Guaranteed Bids and the Fall of Sisterhood

Each year at Colgate, we have everyone’s favorite two-week-long period in the middle of September: recruitment for the Greek or­ganizations. Complete with more excitement and tears than the Tickle-Me-Elmo aisle at Toys-‘R’-Us during the 1996 Christmas shopping season, “girl rush” and “guy rush,” to use the colloquial terms, are stress­ful for rushees and rushers alike. This year, with a record number of sophomores rush­ing and a shortage of Greek houses, was perhaps more stressful than most.

But everything I should be feeling now that the whole process is behind us, such as excitement for the new sophomore pledge classes and relief at having free time again, has been completely effaced by my anger at Colgate’s adminis­tration for suddenly decid­ing to enforce impractical rules that not only under­mine the very purpose of Greek Life but also imple­ment an alarming policy of institutionalized sexism on our campus.

I am a member of a so­rority and can honestly say that choosing to go Greek was one of the best decisions I’ve made at Colgate, on par with deciding to study abroad. The administra­tion’s vision for Greek Life, however, would effectively ruin everything I know and love about our Greek sys­tem. I’m speaking primarily of the newly-enforced policy that requires every person who participates in formal re­cruitment and who does not self-remove to be extended a bid.

On a campus where the administration has time and again refused to open new Greek chapters, this policy is only setting us up for failure. Each of Colgate’s three sororities must now navigate the difficul­ties of managing new member classes of 60+ members. It is downright impossible to have any sense of sisterhood or commu­nity when your organization is this large. I am deeply worried that in the coming months, I will see my sorority dissolve from a close-knit group of women who consider each other sisters and friends to one in which our sophomore class consists of various cliques who hardly interact or even have the chance to learn each other’s names. Colgate’s administration has all but spat in the face of Greek Life when we try to express these concerns.

As concerned as I am about the strain this policy has placed on the meaning of sisterhood and the infrastructure of Greek life, I’m nearly blind with rage at the institutionalized sexism Colgate’s administration now endorses. Theo­retically, the “everybody gets a bid” rule applies equally to recruitment for men and women. But there’s no way the administration can even pretend they’ll enforce this rule with the frats. Men aren’t required to rush every frater­nity the way women are with sororities, which means if a sophomore were to rush only one frat, that frat would be required to offer him a bid; on the other end of things, all a fraternity has to do to deny a bid to a sophomore is claim he never showed up for the rush parties. The administration knows full well this is an unen­forceable policy when it comes to fraternity re­cruitment, but will continue to enforce it with the sororities. Any time you apply one standard to men and another standard to women, it’s sexism. In this case, it’s sexism promoted by the administration of one of the most prestigious liberal arts schools in the country.

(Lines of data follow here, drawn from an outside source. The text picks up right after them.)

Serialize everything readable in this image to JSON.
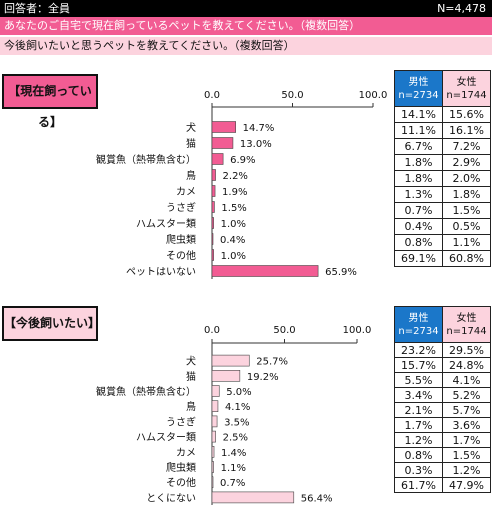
{
  "header": {
    "respondents": "回答者：全員",
    "n": "N=4,478",
    "question1": "あなたのご自宅で現在飼っているペットを教えてください。（複数回答）",
    "question2": "今後飼いたいと思うペットを教えてください。（複数回答）"
  },
  "colors": {
    "section1_bar": "#f25c93",
    "section2_bar": "#fcd3de",
    "male_header": "#1b77c9",
    "female_header": "#fcd3de"
  },
  "chart_data": [
    {
      "type": "bar",
      "orientation": "horizontal",
      "title": "【現在飼っている】",
      "ticks": [
        "0.0",
        "50.0",
        "100.0"
      ],
      "xlim": [
        0,
        100
      ],
      "categories": [
        "犬",
        "猫",
        "観賞魚（熱帯魚含む）",
        "鳥",
        "カメ",
        "うさぎ",
        "ハムスター類",
        "爬虫類",
        "その他",
        "ペットはいない"
      ],
      "values": [
        14.7,
        13.0,
        6.9,
        2.2,
        1.9,
        1.5,
        1.0,
        0.4,
        1.0,
        65.9
      ],
      "value_labels": [
        "14.7%",
        "13.0%",
        "6.9%",
        "2.2%",
        "1.9%",
        "1.5%",
        "1.0%",
        "0.4%",
        "1.0%",
        "65.9%"
      ],
      "table": {
        "male_header": [
          "男性",
          "n=2734"
        ],
        "female_header": [
          "女性",
          "n=1744"
        ],
        "male": [
          "14.1%",
          "11.1%",
          "6.7%",
          "1.8%",
          "1.8%",
          "1.3%",
          "0.7%",
          "0.4%",
          "0.8%",
          "69.1%"
        ],
        "female": [
          "15.6%",
          "16.1%",
          "7.2%",
          "2.9%",
          "2.0%",
          "1.8%",
          "1.5%",
          "0.5%",
          "1.1%",
          "60.8%"
        ]
      }
    },
    {
      "type": "bar",
      "orientation": "horizontal",
      "title": "【今後飼いたい】",
      "ticks": [
        "0.0",
        "50.0",
        "100.0"
      ],
      "xlim": [
        0,
        100
      ],
      "categories": [
        "犬",
        "猫",
        "観賞魚（熱帯魚含む）",
        "鳥",
        "うさぎ",
        "ハムスター類",
        "カメ",
        "爬虫類",
        "その他",
        "とくにない"
      ],
      "values": [
        25.7,
        19.2,
        5.0,
        4.1,
        3.5,
        2.5,
        1.4,
        1.1,
        0.7,
        56.4
      ],
      "value_labels": [
        "25.7%",
        "19.2%",
        "5.0%",
        "4.1%",
        "3.5%",
        "2.5%",
        "1.4%",
        "1.1%",
        "0.7%",
        "56.4%"
      ],
      "table": {
        "male_header": [
          "男性",
          "n=2734"
        ],
        "female_header": [
          "女性",
          "n=1744"
        ],
        "male": [
          "23.2%",
          "15.7%",
          "5.5%",
          "3.4%",
          "2.1%",
          "1.7%",
          "1.2%",
          "0.8%",
          "0.3%",
          "61.7%"
        ],
        "female": [
          "29.5%",
          "24.8%",
          "4.1%",
          "5.2%",
          "5.7%",
          "3.6%",
          "1.7%",
          "1.5%",
          "1.2%",
          "47.9%"
        ]
      }
    }
  ]
}
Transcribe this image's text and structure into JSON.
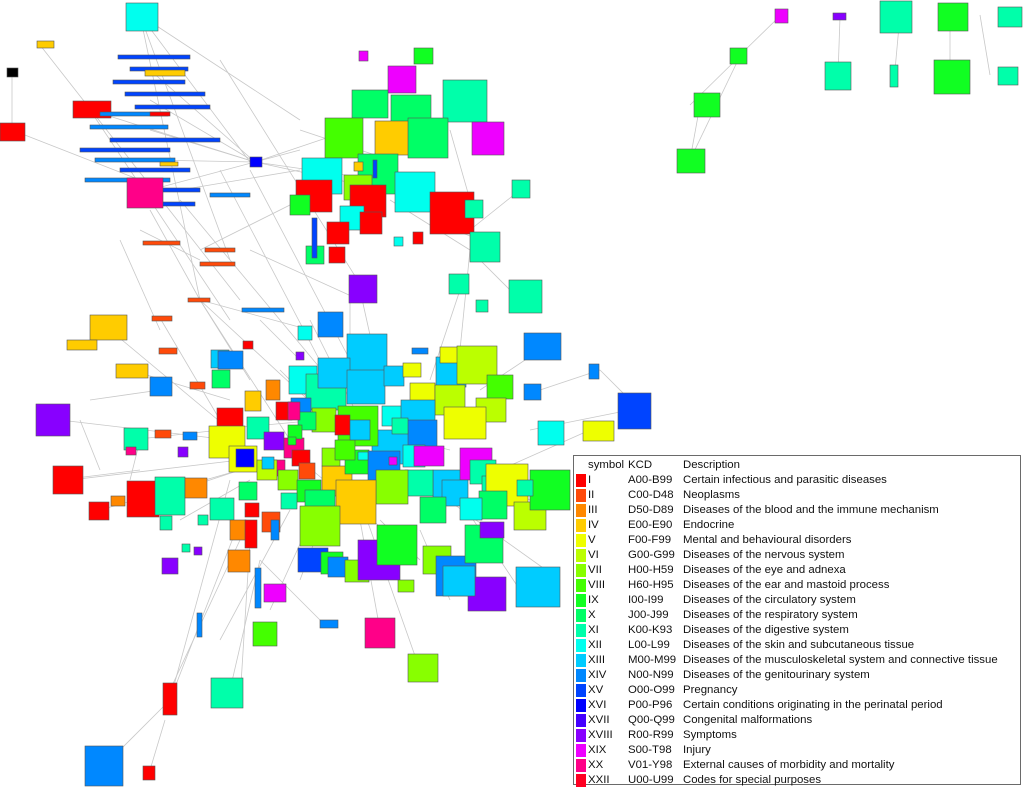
{
  "legend": {
    "headers": {
      "symbol": "symbol",
      "kcd": "KCD",
      "description": "Description"
    },
    "rows": [
      {
        "symbol": "I",
        "kcd": "A00-B99",
        "description": "Certain infectious and parasitic diseases",
        "color": "#ff0000"
      },
      {
        "symbol": "II",
        "kcd": "C00-D48",
        "description": "Neoplasms",
        "color": "#ff4a0a"
      },
      {
        "symbol": "III",
        "kcd": "D50-D89",
        "description": "Diseases of the blood and the immune mechanism",
        "color": "#ff8800"
      },
      {
        "symbol": "IV",
        "kcd": "E00-E90",
        "description": "Endocrine",
        "color": "#ffcc00"
      },
      {
        "symbol": "V",
        "kcd": "F00-F99",
        "description": "Mental and behavioural disorders",
        "color": "#eeff00"
      },
      {
        "symbol": "VI",
        "kcd": "G00-G99",
        "description": "Diseases of the nervous system",
        "color": "#bbff00"
      },
      {
        "symbol": "VII",
        "kcd": "H00-H59",
        "description": "Diseases of the eye and adnexa",
        "color": "#88ff00"
      },
      {
        "symbol": "VIII",
        "kcd": "H60-H95",
        "description": "Diseases of the ear and mastoid process",
        "color": "#44ff00"
      },
      {
        "symbol": "IX",
        "kcd": "I00-I99",
        "description": "Diseases of the circulatory system",
        "color": "#11ff22"
      },
      {
        "symbol": "X",
        "kcd": "J00-J99",
        "description": "Diseases of the respiratory system",
        "color": "#00ff66"
      },
      {
        "symbol": "XI",
        "kcd": "K00-K93",
        "description": "Diseases of the digestive system",
        "color": "#00ffaa"
      },
      {
        "symbol": "XII",
        "kcd": "L00-L99",
        "description": "Diseases of the skin and subcutaneous tissue",
        "color": "#00ffee"
      },
      {
        "symbol": "XIII",
        "kcd": "M00-M99",
        "description": "Diseases of the musculoskeletal system and connective tissue",
        "color": "#00ccff"
      },
      {
        "symbol": "XIV",
        "kcd": "N00-N99",
        "description": "Diseases of the genitourinary system",
        "color": "#0088ff"
      },
      {
        "symbol": "XV",
        "kcd": "O00-O99",
        "description": "Pregnancy",
        "color": "#0044ff"
      },
      {
        "symbol": "XVI",
        "kcd": "P00-P96",
        "description": "Certain conditions originating in the perinatal period",
        "color": "#0000ff"
      },
      {
        "symbol": "XVII",
        "kcd": "Q00-Q99",
        "description": "Congenital malformations",
        "color": "#4400ff"
      },
      {
        "symbol": "XVIII",
        "kcd": "R00-R99",
        "description": "Symptoms",
        "color": "#8800ff"
      },
      {
        "symbol": "XIX",
        "kcd": "S00-T98",
        "description": "Injury",
        "color": "#ee00ff"
      },
      {
        "symbol": "XX",
        "kcd": "V01-Y98",
        "description": "External causes of morbidity and mortality",
        "color": "#ff0088"
      },
      {
        "symbol": "XXII",
        "kcd": "U00-U99",
        "description": "Codes for special purposes",
        "color": "#ff0022"
      }
    ]
  }
}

Why the double standard? For one thing, the frats have more deep-pocketed alumni than do the sororities, and heaven forbid the administration ever risk upsetting a potential donor.

Then there’s also the fact that, well, if a poor little college girl is denied a bid to a sorority, then her feelings are going to be really, really hurt, and everyone knows that girls just can’t handle that kind of disappointment. The men who rush fraterni­ties, though, can deal with the rejection, because they’re big, tough men, after all. I’d really like to have a word or two with the misogynistic trustee who thought he needed to look out for the feel­ings of Colgate’s women and proposed this policy in the first place, because I’m appalled at the gender stereotypes that must have gone into implementing a rule that infantilizes Col­gate’s strong, successful collegiate women to such an extent.

Of course, the fact of the matter is that if the administration doesn’t revise their stance and find a solution to the problems facing Greek Life soon, the students will do it for them. Un­fortunately, I’m not sure I trust the solution the students might come up with. The most common response I’ve gotten when talk­ing to members – especially men – of other Greek organizations on campus about how to deal with such a large class of sopho­mores? “Haze the sh*t out of them; that’ll make half of them drop.”